Follis of Roman Empire

The follis was a large bronze coin that served as a standard unit of currency in the Roman Empire. It was introduced during the reign of Diocletian (284–305 AD) as part of his monetary reforms aimed at stabilizing the economy. The follis continued to be minted and circulated throughout the late Roman Empire, including during the reign of Constantine the Great (306–337 AD).

Here are some key features of the follis coin:

Size and Weight: The follis was a relatively large and heavy bronze coin, typically measuring around 25-30 mm in diameter and weighing between 10-15 grams. Its size and weight varied over time and across different issues.

Design: The obverse (front) of the follis usually featured the bust of the reigning emperor, facing right or left, along with inscriptions identifying the emperor and sometimes additional titles or honors.

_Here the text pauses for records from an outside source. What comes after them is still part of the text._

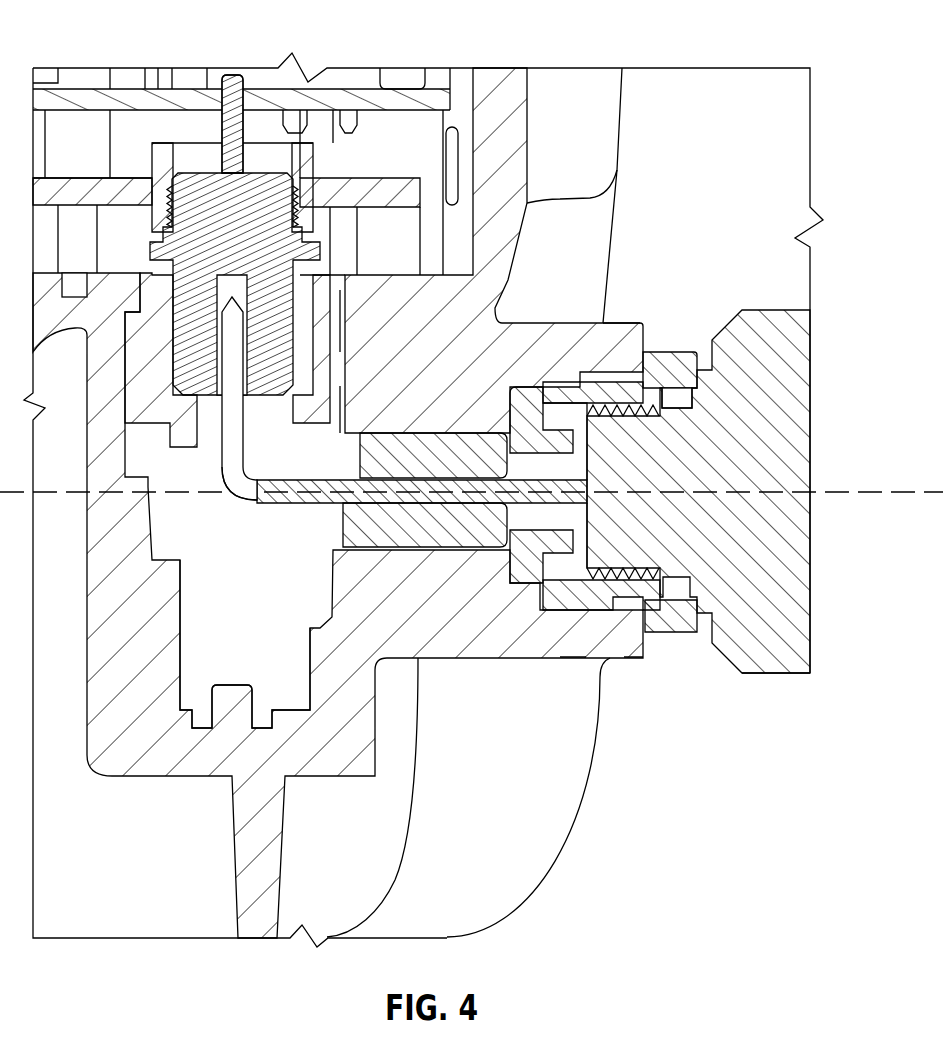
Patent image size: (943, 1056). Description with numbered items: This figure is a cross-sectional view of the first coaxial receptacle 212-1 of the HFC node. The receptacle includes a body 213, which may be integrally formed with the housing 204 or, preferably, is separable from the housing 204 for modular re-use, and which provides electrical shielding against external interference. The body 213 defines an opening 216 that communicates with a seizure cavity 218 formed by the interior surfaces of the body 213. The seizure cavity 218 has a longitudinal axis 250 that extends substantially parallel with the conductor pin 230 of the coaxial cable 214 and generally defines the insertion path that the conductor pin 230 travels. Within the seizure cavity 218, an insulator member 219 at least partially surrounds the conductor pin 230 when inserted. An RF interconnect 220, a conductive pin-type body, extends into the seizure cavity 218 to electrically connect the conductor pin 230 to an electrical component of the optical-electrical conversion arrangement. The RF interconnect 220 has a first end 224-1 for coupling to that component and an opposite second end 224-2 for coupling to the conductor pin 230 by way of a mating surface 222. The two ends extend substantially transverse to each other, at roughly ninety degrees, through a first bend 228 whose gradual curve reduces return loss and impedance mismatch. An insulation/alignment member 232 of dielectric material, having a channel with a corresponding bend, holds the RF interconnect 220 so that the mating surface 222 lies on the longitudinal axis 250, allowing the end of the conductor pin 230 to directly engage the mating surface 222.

The housing 204 is at (553, 92).
The body 213 is at (601, 324).
The first coaxial receptacle 212-1 is at (707, 335).
The coaxial cable 214 is at (752, 677).
The opening 216 is at (643, 598).
The seizure cavity 218 is at (413, 547).
The insulator member 219 is at (413, 435).
The RF interconnect 220 is at (263, 408).
The mating surface 222 is at (258, 483).
The first end 224-1 is at (258, 298).
The second end 224-2 is at (286, 511).
The first bend 228 is at (219, 483).
The conductor pin 230 is at (509, 548).
The insulation/alignment member 232 is at (209, 651).
The longitudinal axis 250 is at (845, 492).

The reverse (back) of the coin typically depicted various symbolic motifs, including personifications of virtues or concepts, religious symbols, or allegorical scenes.

Denomination: The follis was a low-denomination coin, used for everyday transactions and representing a fraction of the larger silver or gold denominations in the Roman monetary system. It was equivalent to a quarter or an eighth of a denarius, depending on the time period and region.

Composition: The composition of the follis varied over time and across different issues. Early issues were typically made of copper or bronze, while later issues during the 4th century AD often had a debased or alloyed composition with lower purity.

Circulation: The follis was widely circulated throughout the Roman Empire and was used for a variety of transactions, including payment of taxes, salaries, and goods and services in the marketplace. It was one of the most commonly encountered coins in everyday Roman life.

Overall, the follis played an essential role in the Roman economy as a standard unit of currency for everyday transactions. Its widespread circulation and consistent production contributed to the stability of the Roman monetary system during the late Roman Empire.